In the case of generic GEODON, FDA punted on 180-day exclusivity for several ANDAs – seemingly unnecessarily.  According to FDA’s Paragraph IV Certification List, the first ANDAs for Ziprasidone HCl Capsules, 20 mg (base), 40 mg (base), 60 mg (base), and 80 mg (base), were submitted to FDA on February 7, 2005.  Only one ANDA was tentatively approved within 30 months of ANDA submission (i.e., on or about August 7, 2007): ANDA No. 077560 (approved on March 2, 2012) was tentatively approved on May 16, 2007).  Three other ANDAs (two of which have also received final approval) were not tentatively approved within 30 months of ANDA submission: ANDA No. 077561 (approved on March 2, 2012), ANDA No. 077565 (tentatively approved on December 29, 2008 and approved on March 2, 2012), and ANDA No. 077562 (tentatively approved on September 17, 2008).  

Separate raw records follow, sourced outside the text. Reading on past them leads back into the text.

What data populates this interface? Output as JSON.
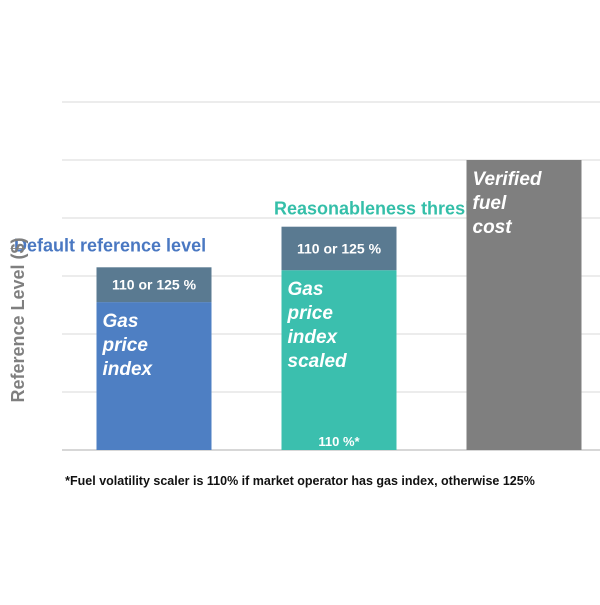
{
  "chart_data": {
    "type": "bar",
    "ylabel": "Reference Level ($)",
    "xlabel": "",
    "grid": true,
    "ylim": [
      0,
      6
    ],
    "gridlines": [
      1,
      2,
      3,
      4,
      5,
      6
    ],
    "bars": [
      {
        "name": "Default reference level",
        "label_color": "#4a78c2",
        "segments": [
          {
            "label": "Gas price index",
            "value": 2.55,
            "color": "#4e7fc3",
            "text_color": "#ffffff",
            "italic": true
          },
          {
            "label": "110 or 125 %",
            "value": 0.6,
            "color": "#5a7a91",
            "text_color": "#ffffff",
            "italic": false
          }
        ]
      },
      {
        "name": "Reasonableness threshold",
        "label_color": "#35bfa9",
        "segments": [
          {
            "label": "Gas price index scaled",
            "value": 3.1,
            "color": "#3bbfae",
            "text_color": "#ffffff",
            "italic": true,
            "sublabel": "110 %*"
          },
          {
            "label": "110 or 125 %",
            "value": 0.75,
            "color": "#5a7a91",
            "text_color": "#ffffff",
            "italic": false
          }
        ]
      },
      {
        "name": "",
        "label_color": "#808080",
        "segments": [
          {
            "label": "Verified fuel cost",
            "value": 5.0,
            "color": "#7f7f7f",
            "text_color": "#ffffff",
            "italic": true
          }
        ]
      }
    ],
    "footnote": "*Fuel volatility scaler is 110% if market operator has gas index, otherwise 125%",
    "colors": {
      "grid": "#d9d9d9",
      "axis": "#bfbfbf",
      "ylabel": "#7f7f7f"
    }
  }
}
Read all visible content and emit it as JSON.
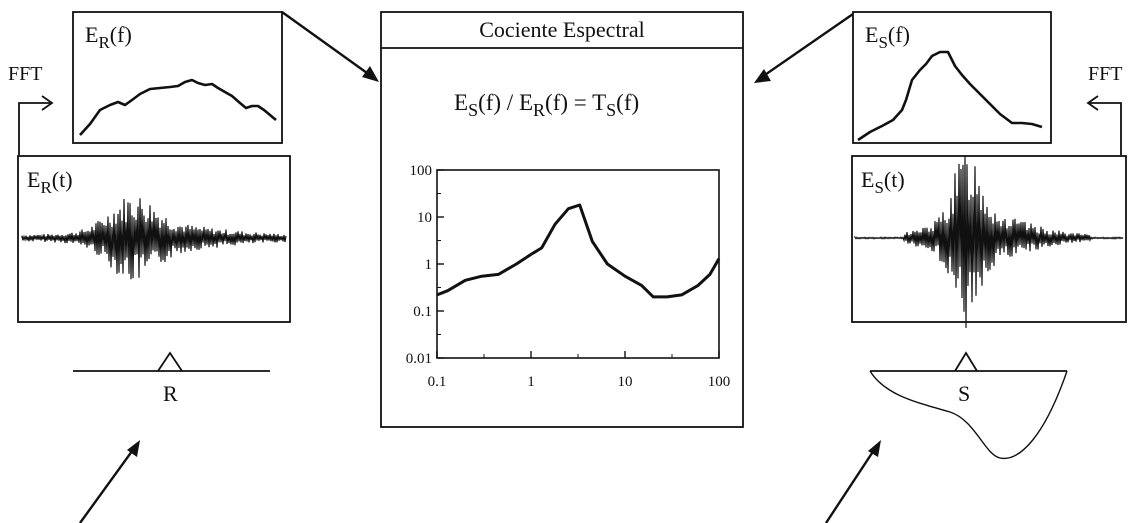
{
  "colors": {
    "ink": "#111111",
    "paper": "#ffffff"
  },
  "left": {
    "fft_label": "FFT",
    "spectrum_label": {
      "main": "E",
      "sub": "R",
      "arg": "(f)"
    },
    "signal_label": {
      "main": "E",
      "sub": "R",
      "arg": "(t)"
    },
    "site_label": "R"
  },
  "right": {
    "fft_label": "FFT",
    "spectrum_label": {
      "main": "E",
      "sub": "S",
      "arg": "(f)"
    },
    "signal_label": {
      "main": "E",
      "sub": "S",
      "arg": "(t)"
    },
    "site_label": "S"
  },
  "center": {
    "title": "Cociente Espectral",
    "equation": {
      "a_main": "E",
      "a_sub": "S",
      "a_arg": "(f) / ",
      "b_main": "E",
      "b_sub": "R",
      "b_arg": "(f) = ",
      "c_main": "T",
      "c_sub": "S",
      "c_arg": "(f)"
    },
    "chart_data": {
      "type": "line",
      "xscale": "log",
      "yscale": "log",
      "xlim": [
        0.1,
        100
      ],
      "ylim": [
        0.01,
        100
      ],
      "xticks": [
        "0.1",
        "1",
        "10",
        "100"
      ],
      "yticks": [
        "100",
        "10",
        "1",
        "0.1",
        "0.01"
      ],
      "grid": false,
      "series": [
        {
          "x": [
            0.1,
            0.13,
            0.2,
            0.3,
            0.45,
            0.7,
            1.0,
            1.3,
            1.8,
            2.5,
            3.3,
            4.5,
            6.5,
            10,
            15,
            20,
            28,
            40,
            60,
            80,
            100
          ],
          "y": [
            0.22,
            0.27,
            0.45,
            0.55,
            0.6,
            1.0,
            1.6,
            2.2,
            7.0,
            15,
            18,
            3.0,
            1.0,
            0.55,
            0.35,
            0.2,
            0.2,
            0.22,
            0.35,
            0.6,
            1.3
          ]
        }
      ]
    }
  }
}
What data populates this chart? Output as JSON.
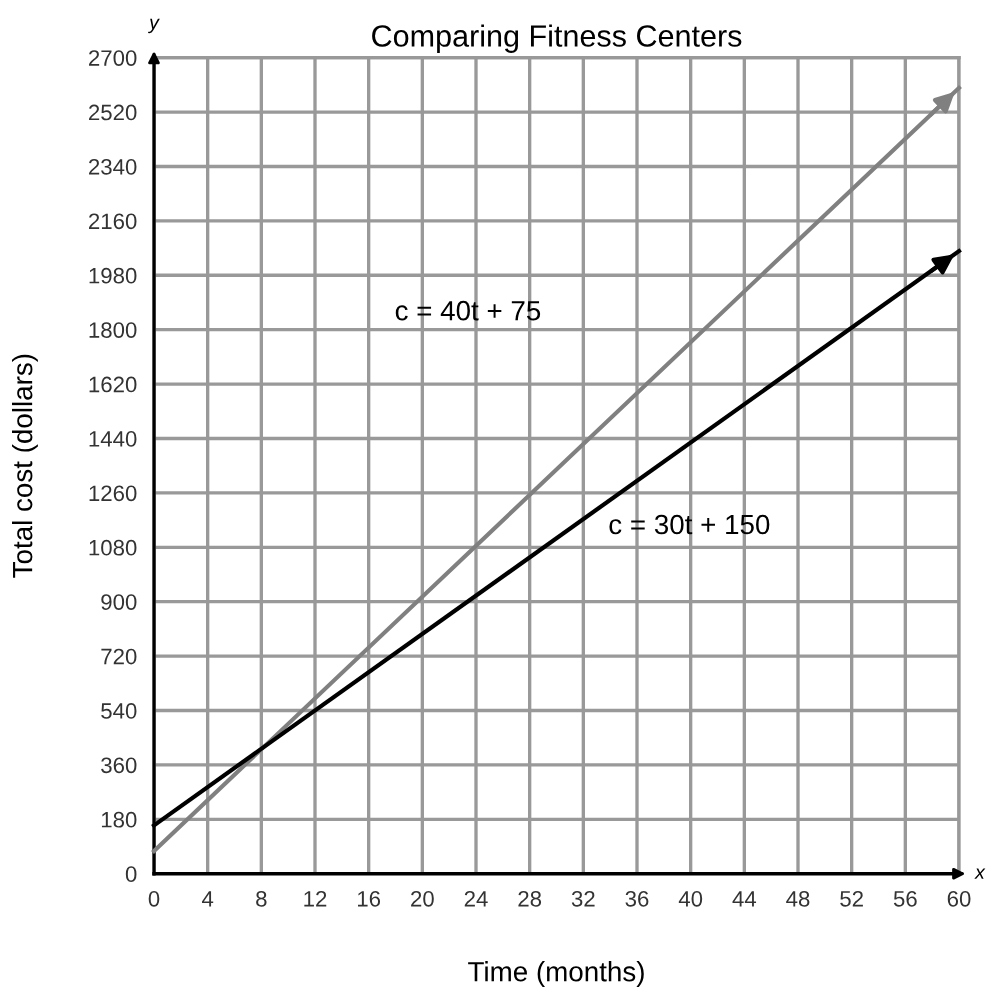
{
  "chart_data": {
    "type": "line",
    "title": "Comparing Fitness Centers",
    "xlabel": "Time (months)",
    "ylabel": "Total cost (dollars)",
    "x": [
      0,
      60
    ],
    "series": [
      {
        "color": "#808080",
        "values": [
          75,
          2600
        ]
      },
      {
        "color": "#000000",
        "values": [
          160,
          2060
        ]
      }
    ],
    "xlim": [
      0,
      60
    ],
    "xticks": [
      0,
      4,
      8,
      12,
      16,
      20,
      24,
      28,
      32,
      36,
      40,
      44,
      48,
      52,
      56,
      60
    ],
    "ylim": [
      0,
      2700
    ],
    "yticks": [
      0,
      180,
      360,
      540,
      720,
      900,
      1080,
      1260,
      1440,
      1620,
      1800,
      1980,
      2160,
      2340,
      2520,
      2700
    ],
    "grid": true,
    "marker": "none",
    "line_style": "solid",
    "annotations": [
      "y",
      "x",
      "c = 40t + 75",
      "c = 30t + 150"
    ]
  }
}
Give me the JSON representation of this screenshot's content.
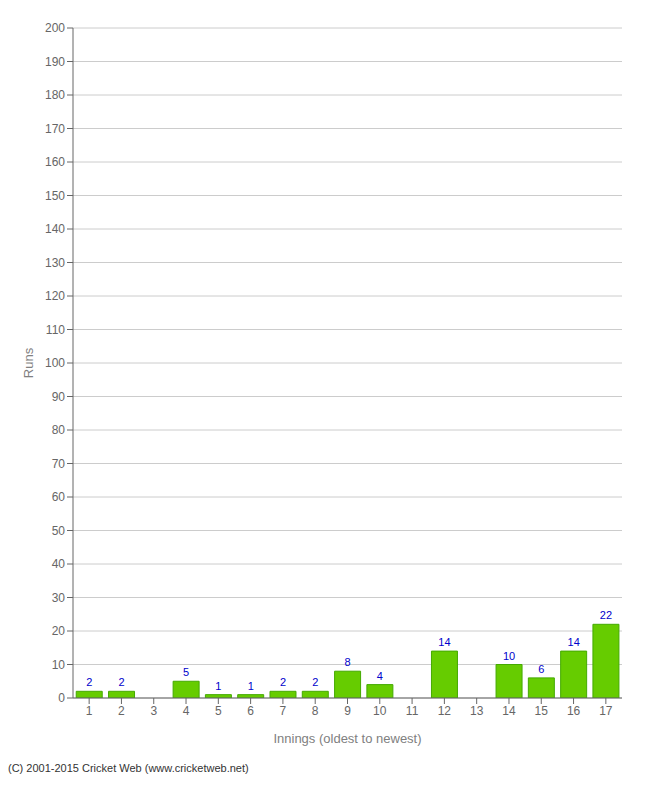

Thus, for generic GEODON, FDA was faced with a situation similar to that the Agency faced with generic STARLIX (nateglinide) Tablets in 2009.  There, FDA addressed for the first time the following question: “What is the effect of a forfeiture of 180-day exclusivity eligibility due to the failure of a first applicant to obtain tentative ANDA approval pursuant to FDC Act § 505(j)(5)(D)(i)(IV) when at least one other first applicant remains eligible for 180-day exclusivity?”  FDA ruled in a Letter Decision that a forfeited first applicant that “lawfully maintains” a Paragraph IV Certification to an Orange Book-listed patent is nevertheless a first applicant whose ANDA can be approved, who can trigger 180-day exclusivity for an eligible first applicant, and who can therefore enjoy the benefits of such exclusivity (see our previous post here).  FDA’s approval decision for a forfeited first applicant of generic STARLIX clearly states that 180-day exclusivity was forfeited because of a failure to obtain timely tentative approval. 

Fast forward 2.5 years later to generic GEODON and FDA, instead of ruling that a first applicant forfeited 180-day exclusivity eligibility because of a failure to obtain timely tentative approval, takes a more conservative approach and says that the Agency is punting on exclusivity for those ANDAs not tentatively approved within 30 months of application submission.  Perhaps there are particular facts surrounding generic GEODON that swayed FDA one way over the other.  Or perhaps (and we think more likely) FDA, as a general policy, has chosen to make as few final decisions on 180-day exclusivity as possible to avoid or otherwise stave off possible litigation.  Indeed, such avoidance pops up elsewhere.  Just last week, FDA issued a non-response denial to two citizen petitions concerning labeling carve-out issues for generic versions of SEROQUEL (quetiapine fumarate) and SEROQUEL XR (quetiapine fumarate).  The petitions, which FDA determined to be subject to the 180-day response timeframe under FDC Act § 505(q), were submitted a little more than six months before generic SEROQUEL might be approved.  Had FDA outright denied the petitions with a substantive response, that could open the door to a lawsuit and potentially delay or prevent the generic genie from coming out of its bottle.  Delaying a final, substantive response until ANDAs might be approved makes it more difficult to put the genie back in its bottle.